The Willamette Valley is the region in northwest Oregon in the United States that contains the Willamette River as it proceeds northward from its emergence from mountains next to Eugene to its meeting with the Columbia River. One of the majority productive agricultural areas of the world, the valley was the destination of option for the emigrants on the Oregon Trail in the 1840s. It has formed the cultural and the political heart of Oregon since the days of the Oregon Territory, and is home to almost 70% of Oregon's population.
The valley may perhaps be defined as the watershed of the Willamette, bounded on the west by the Coast Ranges, and on the east by the Cascade Range. It is bounded on the south by the Calapooya Mountains, which break up the headwaters of the Willamette from the Umpqua River valley. As of the differing cultural and political interests, the Portland metropolitan area, with the Tualatin River valley, is often disinclined in the local use of the term. The Cities always considered part of the Willamette Valley are Eugene, Corvallis, Albany, and the Salem.

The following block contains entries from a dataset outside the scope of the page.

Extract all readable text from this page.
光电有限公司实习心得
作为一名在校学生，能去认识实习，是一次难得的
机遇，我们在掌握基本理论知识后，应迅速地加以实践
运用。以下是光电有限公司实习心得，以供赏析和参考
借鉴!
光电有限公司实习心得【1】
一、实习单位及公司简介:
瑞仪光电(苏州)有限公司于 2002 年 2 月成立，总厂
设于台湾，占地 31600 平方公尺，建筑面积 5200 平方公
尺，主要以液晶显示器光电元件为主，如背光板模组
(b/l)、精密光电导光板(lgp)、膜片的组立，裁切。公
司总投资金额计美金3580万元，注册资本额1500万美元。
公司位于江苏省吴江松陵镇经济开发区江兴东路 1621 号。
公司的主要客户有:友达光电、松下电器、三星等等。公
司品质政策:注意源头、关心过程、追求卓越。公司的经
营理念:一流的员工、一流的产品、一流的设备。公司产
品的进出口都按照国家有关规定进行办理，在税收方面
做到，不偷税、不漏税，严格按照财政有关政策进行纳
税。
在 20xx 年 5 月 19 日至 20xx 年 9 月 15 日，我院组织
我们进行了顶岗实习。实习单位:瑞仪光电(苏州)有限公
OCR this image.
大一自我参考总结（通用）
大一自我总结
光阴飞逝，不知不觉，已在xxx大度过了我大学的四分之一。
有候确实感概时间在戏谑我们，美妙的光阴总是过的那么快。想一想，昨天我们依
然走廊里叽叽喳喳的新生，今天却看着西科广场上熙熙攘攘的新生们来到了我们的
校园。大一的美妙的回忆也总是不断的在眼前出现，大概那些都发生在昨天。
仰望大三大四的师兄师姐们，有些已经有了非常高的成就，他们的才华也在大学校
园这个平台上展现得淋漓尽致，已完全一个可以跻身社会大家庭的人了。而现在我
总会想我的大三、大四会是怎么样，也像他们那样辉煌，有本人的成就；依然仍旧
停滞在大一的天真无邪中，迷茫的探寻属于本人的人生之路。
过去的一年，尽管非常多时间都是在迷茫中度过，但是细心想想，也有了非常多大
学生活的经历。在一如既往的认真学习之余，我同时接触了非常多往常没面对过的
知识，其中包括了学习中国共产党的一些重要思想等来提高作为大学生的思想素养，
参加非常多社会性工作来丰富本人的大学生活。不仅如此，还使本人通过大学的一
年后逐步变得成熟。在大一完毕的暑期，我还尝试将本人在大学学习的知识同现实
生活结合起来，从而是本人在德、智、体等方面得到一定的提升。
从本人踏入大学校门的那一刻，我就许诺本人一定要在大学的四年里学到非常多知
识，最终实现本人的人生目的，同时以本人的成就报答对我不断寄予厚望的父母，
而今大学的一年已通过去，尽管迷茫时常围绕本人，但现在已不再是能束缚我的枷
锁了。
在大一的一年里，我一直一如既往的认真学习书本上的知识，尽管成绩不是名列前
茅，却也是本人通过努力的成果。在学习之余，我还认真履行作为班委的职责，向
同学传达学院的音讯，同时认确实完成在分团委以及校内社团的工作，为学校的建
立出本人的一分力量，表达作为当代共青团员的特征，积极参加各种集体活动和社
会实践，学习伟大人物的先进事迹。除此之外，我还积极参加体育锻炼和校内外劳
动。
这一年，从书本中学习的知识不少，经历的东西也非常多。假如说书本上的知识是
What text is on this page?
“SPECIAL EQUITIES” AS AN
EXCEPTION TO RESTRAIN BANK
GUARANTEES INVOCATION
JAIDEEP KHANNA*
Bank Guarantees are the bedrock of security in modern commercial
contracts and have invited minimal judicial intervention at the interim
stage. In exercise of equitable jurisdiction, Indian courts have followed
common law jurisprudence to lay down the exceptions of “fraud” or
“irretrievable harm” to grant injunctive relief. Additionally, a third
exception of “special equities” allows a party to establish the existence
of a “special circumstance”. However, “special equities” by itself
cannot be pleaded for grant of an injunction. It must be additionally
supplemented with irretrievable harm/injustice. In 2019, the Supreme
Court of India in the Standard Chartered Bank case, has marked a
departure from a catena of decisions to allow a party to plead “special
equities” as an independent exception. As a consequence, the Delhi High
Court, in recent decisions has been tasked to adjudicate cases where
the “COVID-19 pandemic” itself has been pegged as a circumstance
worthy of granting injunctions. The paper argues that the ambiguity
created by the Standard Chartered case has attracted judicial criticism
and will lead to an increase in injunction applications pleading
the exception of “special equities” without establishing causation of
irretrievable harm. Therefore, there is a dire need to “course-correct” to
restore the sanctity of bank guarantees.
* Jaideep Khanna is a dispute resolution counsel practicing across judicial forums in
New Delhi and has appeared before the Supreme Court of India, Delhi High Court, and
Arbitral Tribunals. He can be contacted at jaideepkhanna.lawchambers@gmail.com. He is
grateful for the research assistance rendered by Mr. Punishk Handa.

The agricultural richness of the valley is considered to be in no small measure an end result of the Missoula Floods, which inundated the valley about forty times between 15,000 and 13,000 years ago at the end of the last ice age. The floods were caused by the periodic rupturing of the ice dam of Glacial Lake Missoula, the waters of which swept down the Columbia and are flooded the Willamette Valley as far south as Eugene. The floodwaters passed rich volcanic and glacial soil from Eastern Washington, which was deposited across the valley floor when the waters subsided.
In current decades, the valley has also become a most important wine producer, with multiple American Viticulture Areas (AVAs) of its own. Additionally, with a cooler climate than California, the softly rolling hills surrounding the Willamette are home to some of the great pinot noir in the New World, with a high-quality pinot Gris.